At 85, Sir Cliff Richard is out on the road again. Last week, he wrapped up a run of shows in Australia and New Zealand. Tomorrow, the UK leg of his Can’t Stop Me Now tour opens in Cardiff, finishing at the Royal Albert Hall on 9 December. He was the artist who opened the British rock’n’roll era, with Move It in 1958, and after 67 years he is still selling out big rooms.
To the uninitiated, Sir Cliff’s continued presence is at best a mystery, and at worst an affront to taste. That is to misunderstand him: Sir Cliff doesn’t operate in the music business – despite his gripes with it – so much as in the Cliff Richard business. When he disappeared from national radio, to his great distress, it was because he had long since ceased to operate in a world recognisable to the rest of pop.
The writer Richard Williams predicted this future as far back as 1980, when the singer was having a revival off the back of a run of sleek MOR hits such as Carrie and We Don’t Talk Anymore. “Perhaps he will become the next century’s Vera Lynn,” Williams wrote in the Times, and that is more or less what he has become – a performer to commemorate Christmases and royal anniversaries. A national institution rather than a national treasure.
How has he managed to endure? “He asks himself that an awful lot,” says Ian Gittins, who has ghostwritten two books for Sir Cliff, including his autobiography The Dreamer. “His contemporaries when he started were Billy Fury, Marty Wilde and Adam Faith, and he said to me two or three times, ‘How am I still going?’ He’s extraordinarily tenacious and incredibly driven, probably more driven than anyone else I’ve interviewed over the years. And he still cares about his career.”
He remains fit, too. He plays tennis twice a week and goes to the gym, Gittins says. And while he has long regretted never breaking America, the fact that his fame is confined to the UK and the Antipodes means he seldom plays more than 30 shows a year – his schedule is not as physically gruelling as, say, a big Stones tour (Mick Jagger is 82).
At Sir Cliff’s shows, the adoration is as fervent as that for the Gallagher brothers at this summer’s Oasis reunion: it’s just expressed a little more sedately, by a rather different demographic, principally women within a few years in age of their hero. The relationship between artist and fans is extremely gentle. “He’s very fond of them,” Gittins says. “And they’re extraordinarily fond and protective of him. They have grown up and grown old with him – they’ve seen him go through the ups and downs. But he can’t attract new fans, because he doesn’t get radio play.”
The cleaving of Cliff from mainstream pop came in the mid-60s. Though he was already a clean-cut family entertainer, the records he had been making with the Shadows were decent, peppy beat pop. But just as UK pop culture went into overdrive, he fully embraced Christianity, and in 1966 – the year of the Beatles’ Revolver – he toured the UK not as a rock singer, but as a preacher (contemporary accounts say he needed a large security contingent to deal with the fans who had not yet followed him in renouncing lust). From that point on, no matter the records he made, he was always exiled from pop’s centre.

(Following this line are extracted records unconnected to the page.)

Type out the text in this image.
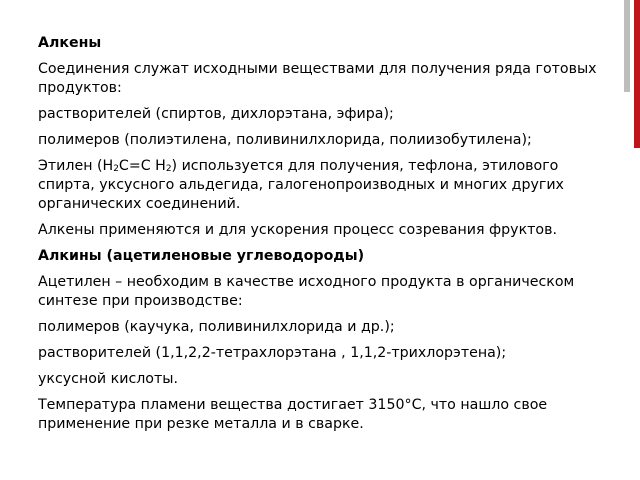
Алкены

Соединения служат исходными веществами для получения ряда готовых продуктов:

растворителей (спиртов, дихлорэтана, эфира);

полимеров (полиэтилена, поливинилхлорида, полиизобутилена);

Этилен ($H_2C=C$ $H_2$) используется для получения, тефлона, этилового спирта, уксусного альдегида, галогенопроизводных и многих других органических соединений.

Алкены применяются и для ускорения процесс созревания фруктов.

Алкины (ацетиленовые углеводороды)

Ацетилен – необходим в качестве исходного продукта в органическом синтезе при производстве:

полимеров (каучука, поливинилхлорида и др.);

растворителей (1,1,2,2-тетрахлорэтана , 1,1,2-трихлорэтена);

уксусной кислоты.

Температура пламени вещества достигает 3150°С, что нашло свое применение при резке металла и в сварке.
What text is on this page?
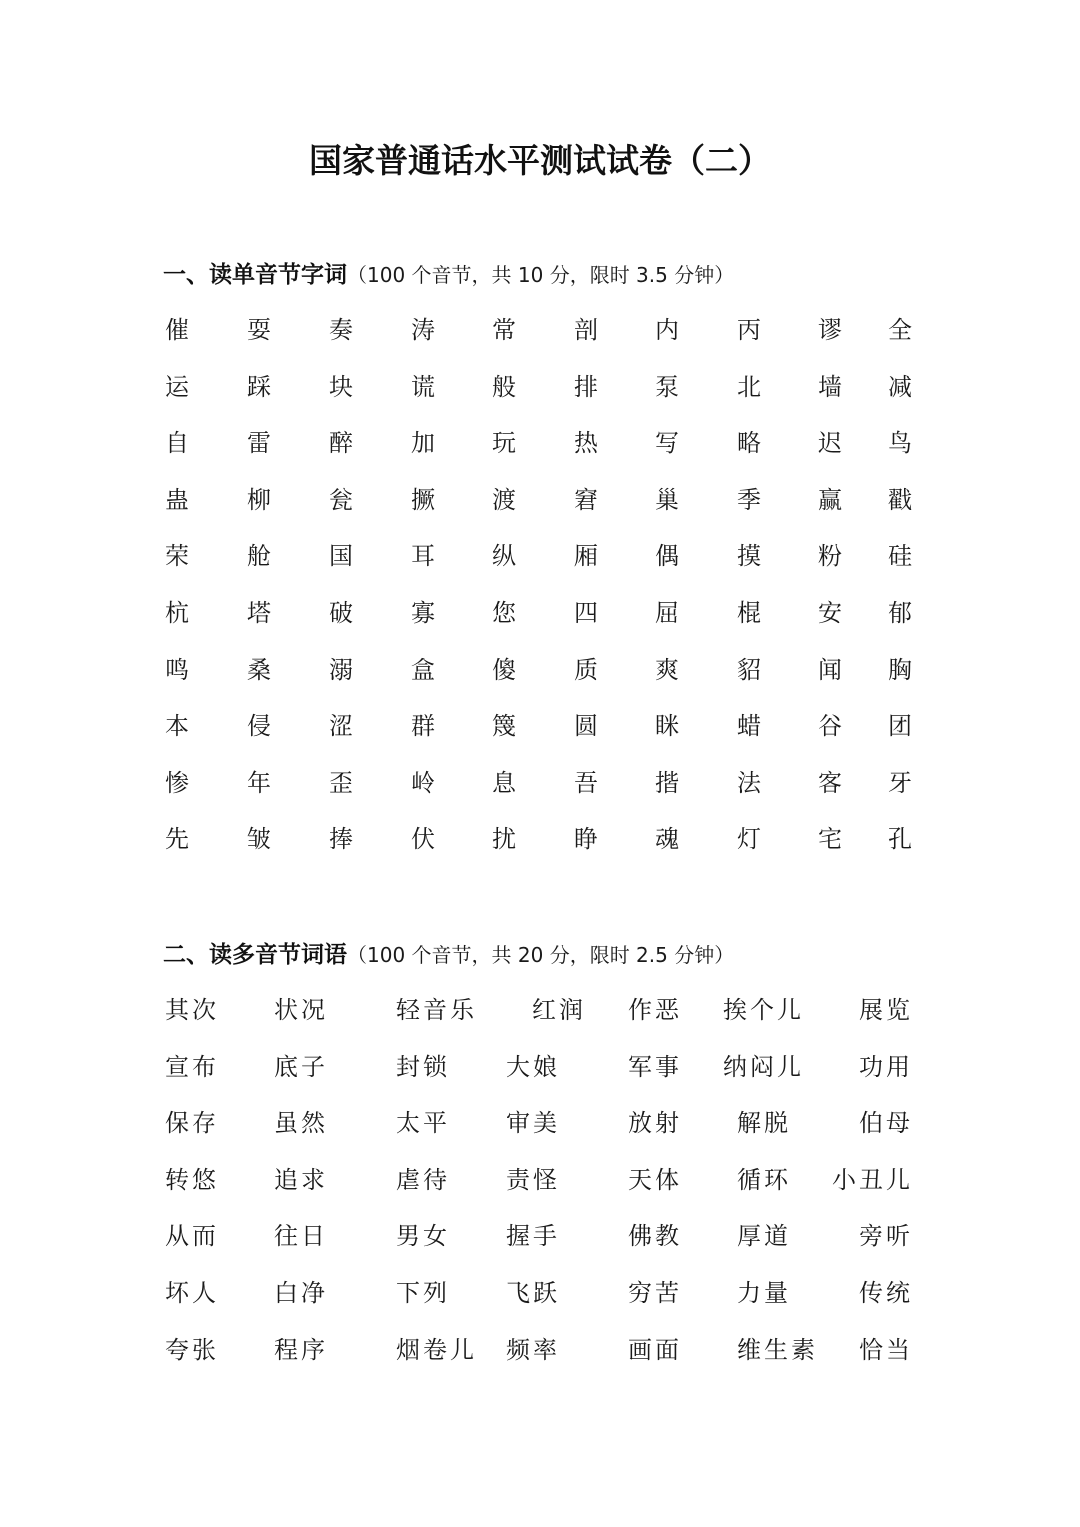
国家普通话水平测试试卷（二）
一、读单音节字词（100 个音节，共 10 分，限时 3.5 分钟）
催 耍 奏 涛 常 剖 内 丙 谬 全
运 踩 块 谎 般 排 泵 北 墙 减
自 雷 醉 加 玩 热 写 略 迟 鸟
蛊 柳 瓮 撅 渡 窘 巢 季 赢 戳
荣 舱 国 耳 纵 厢 偶 摸 粉 硅
杭 塔 破 寡 您 四 屈 棍 安 郁
鸣 桑 溺 盒 傻 质 爽 貂 闻 胸
本 侵 涩 群 篾 圆 眯 蜡 谷 团
惨 年 歪 岭 息 吾 揩 法 客 牙
先 皱 捧 伏 扰 睁 魂 灯 宅 孔
二、读多音节词语（100 个音节，共 20 分，限时 2.5 分钟）
其次 状况	轻音乐 红润 作恶 挨个儿 展览
宣布 底子	封锁 大娘	军事 纳闷儿 功用
保存 虽然	太平 审美	放射 解脱	伯母
转悠 追求	虐待 责怪	天体 循环 小丑儿
从而 往日	男女 握手	佛教 厚道	旁听
坏人 白净	下列 飞跃	穷苦 力量	传统
夸张 程序	烟卷儿 频率	画面 维生素 恰当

Not that it necessarily harmed him. Young female fans often remain very loyal as they age – as Take That and Westlife have found to their benefit – and Sir Cliff has rarely shown any interest in anything other than satisfying them. He rarely gives interviews, and when he does it is to outlets that cater to the people he wants to reach: sometimes to the Daily Mail, more often to Christian newspapers and magazines. That is perhaps wise, given that two separate TV interviews in November 2023 went viral owing to their cringe-worthiness. It has also, perhaps, prevented his genuinely important legacy being reassessed: he doesn’t talk to the publications who would love to run such pieces.
But somewhere behind that perma-smiling, perma-tanned face still lurks the raw rock’n’roller who once electrified Britain. “I’ve just finished writing a book with Jimmy Tarbuck,” Gittins says, “who was on tour with Cliff in the late 50s, when they were both 18 or 19. And he said the girls were going crazy, that you couldn’t hear yourself think. And all the mums hated Cliff because they thought he was a sex object.”